Alka-Seltzer Plus sells cold and flu symptom medication that helps temporarily relieve pain from coughing, congestion, fever, and/or mucus. Bayer issued a voluntary recall of these products earlier this week after discovering that the ingredients on the front sticker might be different than the ingredients listed on the back of the carton.
The FDA says that this mistake “may lead consumers to ingest a product to which they may have an allergy or anaphylactic reaction, an ingredient which may be contraindicated for their medical condition or they intend to otherwise avoid. There may be potential for serious health consequences.” Hence the recall.
So far, no complains have been received that have resulted in medical consequences, which is a good thing. Still, if you have the product, you’re better off getting rid of it, even if you’ve used it before.
You can tell which products are being recalled by looking at the logo on the lower left corner on the front of the carton. If the logo’s background is orange or green, it’s included in the recall.
If your Alka-Seltzer Plus product looks like the below, you should return it:
If it looks like this, though, you’re safe:
The affected products were sold in the United States at Walmart, CVS, Walgreens, and Kroger (includes Dillons Food Stores, Fred Meyer, Fry’s Food Stores, Ralphs, King Soopers, and Smith’s Food and Drug) after February 9th, 2018.
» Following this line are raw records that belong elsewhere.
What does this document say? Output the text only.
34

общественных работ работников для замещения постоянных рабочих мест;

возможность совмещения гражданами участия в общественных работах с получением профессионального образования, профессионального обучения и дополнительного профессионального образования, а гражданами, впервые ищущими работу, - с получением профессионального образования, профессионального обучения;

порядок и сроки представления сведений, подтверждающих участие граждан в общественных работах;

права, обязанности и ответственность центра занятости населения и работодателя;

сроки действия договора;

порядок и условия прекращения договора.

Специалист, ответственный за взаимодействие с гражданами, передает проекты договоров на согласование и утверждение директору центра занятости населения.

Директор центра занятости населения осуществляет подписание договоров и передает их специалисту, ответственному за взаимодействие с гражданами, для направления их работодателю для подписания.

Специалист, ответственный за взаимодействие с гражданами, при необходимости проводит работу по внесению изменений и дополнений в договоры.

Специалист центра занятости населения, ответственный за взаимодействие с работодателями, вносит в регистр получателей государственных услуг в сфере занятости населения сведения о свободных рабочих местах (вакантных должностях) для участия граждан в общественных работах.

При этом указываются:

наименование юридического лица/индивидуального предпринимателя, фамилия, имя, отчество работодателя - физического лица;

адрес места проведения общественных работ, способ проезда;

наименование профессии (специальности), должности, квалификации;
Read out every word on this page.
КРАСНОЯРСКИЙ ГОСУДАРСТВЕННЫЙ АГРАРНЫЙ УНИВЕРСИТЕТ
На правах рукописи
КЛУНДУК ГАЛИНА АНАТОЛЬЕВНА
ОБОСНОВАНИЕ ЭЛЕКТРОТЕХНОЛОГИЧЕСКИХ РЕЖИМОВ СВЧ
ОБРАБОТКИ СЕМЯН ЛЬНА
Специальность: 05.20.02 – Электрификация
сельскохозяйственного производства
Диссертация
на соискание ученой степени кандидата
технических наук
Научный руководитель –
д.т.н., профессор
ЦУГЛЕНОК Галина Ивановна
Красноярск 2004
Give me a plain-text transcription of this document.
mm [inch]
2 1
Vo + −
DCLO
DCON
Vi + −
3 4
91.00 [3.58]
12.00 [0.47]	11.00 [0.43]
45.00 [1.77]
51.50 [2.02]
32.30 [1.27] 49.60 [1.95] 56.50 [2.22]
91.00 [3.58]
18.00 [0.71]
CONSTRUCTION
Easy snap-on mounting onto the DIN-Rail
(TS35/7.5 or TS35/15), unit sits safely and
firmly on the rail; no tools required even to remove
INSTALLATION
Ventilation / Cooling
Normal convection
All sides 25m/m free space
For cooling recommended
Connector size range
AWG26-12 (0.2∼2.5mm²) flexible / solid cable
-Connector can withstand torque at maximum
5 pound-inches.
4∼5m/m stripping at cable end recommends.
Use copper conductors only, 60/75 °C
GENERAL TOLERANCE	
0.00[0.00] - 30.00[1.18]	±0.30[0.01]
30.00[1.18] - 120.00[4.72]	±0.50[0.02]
If you have questions about the recall, you can contact Bayer Consumer Relations at 1-800-986-0369 (available Monday to Friday, 9:00 AM to 5:00 PM EST).
The FDA says, “Consumers should contact their physician or healthcare provider if they have experienced any problems that may be related to taking or using this drug product. Consumers may also report adverse reactions or quality problems experienced with the use of this product to the FDA’s MedWatch Adverse Event Reporting program either online, by regular mail, or by fax.”
Check your medicine cabinet just to be on the safe side!